EFFECTS OF CEO GENDER ON TOP MANAGER PAY
Researchers (Dezső et al., 2022) used publicly available data that tracked over 3,000 firms across more than 20 years. They compared the total compensation (salary, bonuses, stock options, etc.) of each company’s CEO and its four highest-paid managers. They found that a female top manager earned approximately 16% less in a given year when she had a female CEO, versus what she would have earned if the CEO at the same firm had been male. Interestingly, there was no difference in compensation for male managers based on their CEO’s gender.
Additionally, the authors found that the relationship between CEO gender and the compensation of top female managers may be due to a “loss of diversity benefits.” In other words, firms that have established diversity goals, or those who otherwise feel pressured to increase diversity, are often willing to pay a premium to attract, hire, and retain women in their top management teams. However, having a female CEO may fill this diversity need and cause other women in top management positions to appear redundant. Thus, the company may be less willing to pay the same amount to hire women in these roles as they would have if the CEO was male.
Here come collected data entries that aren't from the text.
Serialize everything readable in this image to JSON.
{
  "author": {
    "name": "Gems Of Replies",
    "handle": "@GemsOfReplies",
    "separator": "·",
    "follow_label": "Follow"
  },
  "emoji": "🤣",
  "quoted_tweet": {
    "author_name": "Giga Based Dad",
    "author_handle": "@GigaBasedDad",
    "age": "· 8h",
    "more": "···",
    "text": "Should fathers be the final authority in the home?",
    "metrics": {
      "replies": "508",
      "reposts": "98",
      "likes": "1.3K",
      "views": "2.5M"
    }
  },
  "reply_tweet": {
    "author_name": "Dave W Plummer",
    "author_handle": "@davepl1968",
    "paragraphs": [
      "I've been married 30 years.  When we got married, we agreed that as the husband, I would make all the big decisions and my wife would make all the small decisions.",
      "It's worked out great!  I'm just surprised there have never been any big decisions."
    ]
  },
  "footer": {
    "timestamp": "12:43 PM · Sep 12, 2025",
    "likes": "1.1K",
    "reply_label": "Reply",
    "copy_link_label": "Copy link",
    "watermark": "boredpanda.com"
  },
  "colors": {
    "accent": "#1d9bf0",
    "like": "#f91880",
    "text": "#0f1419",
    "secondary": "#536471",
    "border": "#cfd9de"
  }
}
PRACTICAL APPLICATIONS FOR ORGANIZATIONS
The researchers suggest that companies consider the potential side effects of diversity initiatives and proactively adjust their decision making. They also stress the importance of ensuring that all top managers are equitably assessed and compensated accordingly. By providing adequate and fair compensation to female managers, firms can retain women in these positions and maintain diverse representation in their top management teams.
Dezső, C. L., Li, Y., & Ross, D. G. (2022). Female CEOs and the compensation of other top managers. Journal of Applied Psychology. Advance online publication.